To clear the localStorage for a certain (sub)domain, simply issue a localStorage.clear() call from JavaScript (e.g. using the console input of your developer tools).

Known problems

Supporting IE 7 & 8

As Internet Explorer 7 and 8 do not expose the content of <noscript> elements to JavaScript, a special technique must be used for defr to work in these browsers: They support the poprietary <comment> element that comments out the enclosed data but still exposes it to JavaScript. Combined with a little conditional comment wizardry I found this — admittedly hackish but working — solution:

...
<!--[if (gte IE 7)&(lte IE 8)]><script>document.write('<comment class="defr">')</script><![endif]-->
<noscript class="defr" itemtype="http://defr.jkphl.is/assets" itemscope="itemscope">
    <link rel="stylesheet" type="text/css" href="/path/to/stylesheet.css"/>
    <link itemprop="script" type="text/javascript" href="/path/to/script.js"/>
</noscript>
<style><![CDATA[/*</comment><!--*/]]>--></style>
...

When JavaScript is available, a <comment class="defr"> element is dynamically written to the document, right before the <noscript> element, effectively making it a comment text only. The closing </comment> element must neither be crippled in any way, nor must it be be enclosed in another <!-- ... --> comment or dynamically written by JavaScript. All these aproaches fail, so there's only the chance to cloak it in an (otherwise empty) <style> element. With JavaScript being disabled, the starting <comment> is not written at all and the <noscript> element is working as usual.

Yeah, I know this doesn't feel right. But be honest: The real problem is not this hack, is it?

Examples / live demo

There's an example / demo page for each of the library versions that you can use for testing your platform and browser:

Supported / tested browsers

These are the browser / platform combinations that I explicitly tested. If you have the chance to test some of the missing ones, please let me know your results. You may use the demo pages in the examples directory to test the support on a specific client. You will have to watch the respective developer tools' network and resources tab or your webservers log files to find out when your client requests which files from your server.

Desktop clients

  Windows XP Windows 7 Windows 8 Windows 8.1 OS X
IE 6
IE 7 ❶✱
IE 8 ❶❷✱
IE 9 ❶❷ ❶❷ ❶❷
IE 10 ❶❷ ❶❷ ❶❷
IE 11 ❶❷ ❶❷ ❶❷
Chrome 31 ❶❷ ❶❷ ❶❷ ❶❷ ❶❷
Firefox 25 ❶❷ ? ? ? ?
Firefox 26 ❶❷ ❶❷ ❶❷ ❶❷ ❶❷
Opera 12.10 ? ❶❷ ? ? ?
Opera 12.16 ? ❶❷ ❶❷ ❶❷ ?
Safari 5.1.7 ? ? ? ❶❷ ?
Safari 5.1.8 ❶❷
Safari 5.1.10 ❶❷

❶ Polyfilled library ❷ Modern library ✱ With special markup only (wrapping <comment> element)

Mobile clients

I will try to do some tests on mobile devices soon.

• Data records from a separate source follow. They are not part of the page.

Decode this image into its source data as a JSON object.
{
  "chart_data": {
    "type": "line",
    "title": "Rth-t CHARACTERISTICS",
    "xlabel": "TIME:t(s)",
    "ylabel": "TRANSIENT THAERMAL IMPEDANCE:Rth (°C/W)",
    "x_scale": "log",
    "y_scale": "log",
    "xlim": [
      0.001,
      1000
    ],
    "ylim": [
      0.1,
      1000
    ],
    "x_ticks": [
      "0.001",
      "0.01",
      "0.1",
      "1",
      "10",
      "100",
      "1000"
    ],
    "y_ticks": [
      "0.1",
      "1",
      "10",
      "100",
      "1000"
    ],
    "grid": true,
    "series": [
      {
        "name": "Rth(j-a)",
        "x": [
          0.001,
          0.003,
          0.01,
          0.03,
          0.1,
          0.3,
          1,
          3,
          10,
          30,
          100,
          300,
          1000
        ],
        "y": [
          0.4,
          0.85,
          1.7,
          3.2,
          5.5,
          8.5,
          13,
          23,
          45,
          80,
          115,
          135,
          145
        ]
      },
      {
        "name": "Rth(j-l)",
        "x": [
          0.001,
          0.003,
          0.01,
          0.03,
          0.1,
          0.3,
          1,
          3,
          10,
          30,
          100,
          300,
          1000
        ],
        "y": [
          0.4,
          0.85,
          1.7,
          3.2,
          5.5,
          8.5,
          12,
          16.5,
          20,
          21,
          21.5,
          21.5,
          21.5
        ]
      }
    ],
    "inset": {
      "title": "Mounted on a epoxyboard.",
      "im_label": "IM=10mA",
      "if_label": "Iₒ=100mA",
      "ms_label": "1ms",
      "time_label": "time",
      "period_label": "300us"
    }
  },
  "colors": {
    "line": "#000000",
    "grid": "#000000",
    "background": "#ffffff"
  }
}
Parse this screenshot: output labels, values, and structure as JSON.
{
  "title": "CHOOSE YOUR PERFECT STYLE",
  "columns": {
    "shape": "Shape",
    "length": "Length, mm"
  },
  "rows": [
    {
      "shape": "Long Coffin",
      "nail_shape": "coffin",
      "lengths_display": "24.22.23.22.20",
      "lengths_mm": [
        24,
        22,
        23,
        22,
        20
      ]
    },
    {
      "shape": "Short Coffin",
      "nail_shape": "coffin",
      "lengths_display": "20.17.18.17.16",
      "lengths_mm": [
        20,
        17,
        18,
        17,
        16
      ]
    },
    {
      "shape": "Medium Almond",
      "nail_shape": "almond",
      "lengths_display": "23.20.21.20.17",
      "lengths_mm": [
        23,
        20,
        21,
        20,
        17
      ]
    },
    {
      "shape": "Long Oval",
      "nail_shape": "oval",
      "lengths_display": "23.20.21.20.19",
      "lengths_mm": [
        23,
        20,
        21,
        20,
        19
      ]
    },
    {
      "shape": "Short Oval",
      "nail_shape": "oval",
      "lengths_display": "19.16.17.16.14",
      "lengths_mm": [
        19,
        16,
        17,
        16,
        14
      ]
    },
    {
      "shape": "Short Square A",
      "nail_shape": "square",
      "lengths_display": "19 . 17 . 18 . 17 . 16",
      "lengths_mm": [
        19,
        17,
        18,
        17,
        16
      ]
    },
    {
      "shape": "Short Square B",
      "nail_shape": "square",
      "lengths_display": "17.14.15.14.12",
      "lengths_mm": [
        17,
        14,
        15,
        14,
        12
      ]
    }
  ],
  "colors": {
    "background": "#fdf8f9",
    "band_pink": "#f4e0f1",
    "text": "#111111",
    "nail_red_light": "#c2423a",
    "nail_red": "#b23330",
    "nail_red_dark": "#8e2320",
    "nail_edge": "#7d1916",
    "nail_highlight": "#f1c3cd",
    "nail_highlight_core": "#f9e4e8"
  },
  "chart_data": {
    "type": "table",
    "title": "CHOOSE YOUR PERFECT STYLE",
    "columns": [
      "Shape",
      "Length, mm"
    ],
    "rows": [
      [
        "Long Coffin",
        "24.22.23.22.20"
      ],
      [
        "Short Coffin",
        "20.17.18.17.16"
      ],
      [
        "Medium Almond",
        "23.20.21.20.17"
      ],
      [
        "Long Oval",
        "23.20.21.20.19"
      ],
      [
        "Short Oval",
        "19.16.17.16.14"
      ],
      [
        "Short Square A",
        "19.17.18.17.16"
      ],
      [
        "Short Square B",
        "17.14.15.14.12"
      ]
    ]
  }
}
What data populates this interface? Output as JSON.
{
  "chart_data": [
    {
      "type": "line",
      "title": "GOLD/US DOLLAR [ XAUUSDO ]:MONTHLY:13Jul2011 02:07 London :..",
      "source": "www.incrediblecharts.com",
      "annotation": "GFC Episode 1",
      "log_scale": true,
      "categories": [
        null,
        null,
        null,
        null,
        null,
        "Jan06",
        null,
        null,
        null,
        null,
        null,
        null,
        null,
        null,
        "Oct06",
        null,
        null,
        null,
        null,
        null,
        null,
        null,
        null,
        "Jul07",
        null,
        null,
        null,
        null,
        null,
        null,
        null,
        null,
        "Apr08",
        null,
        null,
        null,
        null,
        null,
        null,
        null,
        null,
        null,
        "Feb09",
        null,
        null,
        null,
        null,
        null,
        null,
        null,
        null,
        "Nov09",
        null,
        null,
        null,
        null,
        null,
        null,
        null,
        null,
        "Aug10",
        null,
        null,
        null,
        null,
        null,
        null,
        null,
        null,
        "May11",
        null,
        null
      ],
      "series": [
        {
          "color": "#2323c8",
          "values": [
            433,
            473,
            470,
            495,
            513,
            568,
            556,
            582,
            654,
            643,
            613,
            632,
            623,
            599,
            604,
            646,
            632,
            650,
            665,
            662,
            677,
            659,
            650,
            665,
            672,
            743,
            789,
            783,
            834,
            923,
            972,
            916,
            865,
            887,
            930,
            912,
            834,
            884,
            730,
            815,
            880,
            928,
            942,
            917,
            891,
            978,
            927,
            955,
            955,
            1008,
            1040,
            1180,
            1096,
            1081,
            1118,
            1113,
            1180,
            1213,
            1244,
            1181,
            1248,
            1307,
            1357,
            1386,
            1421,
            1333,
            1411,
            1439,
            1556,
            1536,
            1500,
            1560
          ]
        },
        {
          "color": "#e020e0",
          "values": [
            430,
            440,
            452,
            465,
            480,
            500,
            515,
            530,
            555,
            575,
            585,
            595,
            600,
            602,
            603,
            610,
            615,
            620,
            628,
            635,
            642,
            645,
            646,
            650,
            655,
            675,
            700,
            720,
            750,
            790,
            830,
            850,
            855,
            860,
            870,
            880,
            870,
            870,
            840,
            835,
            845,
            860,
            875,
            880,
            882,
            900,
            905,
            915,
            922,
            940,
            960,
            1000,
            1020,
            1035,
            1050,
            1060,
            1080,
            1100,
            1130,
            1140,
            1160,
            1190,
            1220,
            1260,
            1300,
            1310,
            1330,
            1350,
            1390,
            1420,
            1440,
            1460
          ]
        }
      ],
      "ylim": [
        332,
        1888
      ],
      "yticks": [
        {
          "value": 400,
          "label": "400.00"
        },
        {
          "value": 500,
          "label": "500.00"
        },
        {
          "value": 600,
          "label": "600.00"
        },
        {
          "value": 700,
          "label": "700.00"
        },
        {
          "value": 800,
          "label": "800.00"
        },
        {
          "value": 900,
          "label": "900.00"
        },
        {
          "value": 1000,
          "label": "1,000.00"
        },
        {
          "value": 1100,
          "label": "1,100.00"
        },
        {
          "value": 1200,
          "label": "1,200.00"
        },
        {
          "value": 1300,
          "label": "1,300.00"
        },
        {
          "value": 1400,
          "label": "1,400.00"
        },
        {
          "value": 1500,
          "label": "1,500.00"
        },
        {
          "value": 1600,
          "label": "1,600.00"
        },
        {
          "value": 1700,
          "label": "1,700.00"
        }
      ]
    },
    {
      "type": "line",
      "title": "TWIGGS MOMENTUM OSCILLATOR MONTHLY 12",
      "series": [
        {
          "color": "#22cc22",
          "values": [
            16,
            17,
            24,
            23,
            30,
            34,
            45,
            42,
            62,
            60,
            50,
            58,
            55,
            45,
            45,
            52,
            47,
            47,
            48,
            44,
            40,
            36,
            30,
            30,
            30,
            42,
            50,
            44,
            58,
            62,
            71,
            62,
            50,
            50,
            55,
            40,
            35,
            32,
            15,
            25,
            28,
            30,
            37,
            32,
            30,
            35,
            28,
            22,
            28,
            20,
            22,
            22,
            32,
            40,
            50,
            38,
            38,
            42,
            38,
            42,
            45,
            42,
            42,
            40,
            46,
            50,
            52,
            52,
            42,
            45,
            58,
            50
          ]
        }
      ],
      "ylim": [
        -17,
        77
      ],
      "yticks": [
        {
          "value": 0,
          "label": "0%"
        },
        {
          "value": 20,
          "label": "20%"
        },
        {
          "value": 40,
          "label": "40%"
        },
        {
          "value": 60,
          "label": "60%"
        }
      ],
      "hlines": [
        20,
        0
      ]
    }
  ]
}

Current problems / caveats

  • Fallback with deactivated JavaScript has to be tested (all clients / platforms)

Resources

Legal

Copyright © 2014 Joschi Kuphal joschi@kuphal.net / @jkphl

defr is licensed under the terms of the MIT license.

Footnotes

  1. Unfortunately, there's a very nasty problem with Internet Explorer 7 and 8: They don't expose the contents of <noscript> elements to JavaScript (IE 6 does by the way!). If you happen to have to support these browsers, you'll want to read the next chapter.

  2. Internet Explorer performs what is called "speculative downloads", i.e. it automatically prefetches e.g. CSS resources in the moment when you create a <link> element and give it a href attribute. It doesn't matter if the element is already part of the DOM — Internet Explorer will fetch it anyway, which kinda foils the localStorage approach. For this reason, it is necessary to trick IE by temporarily substituting the name of the href attribute against something different so that the speculative downloads aren't triggered. The current stage of defr does exactly this, so at least IE 11 behaves as expected now. I didn't test older IE versions yet though.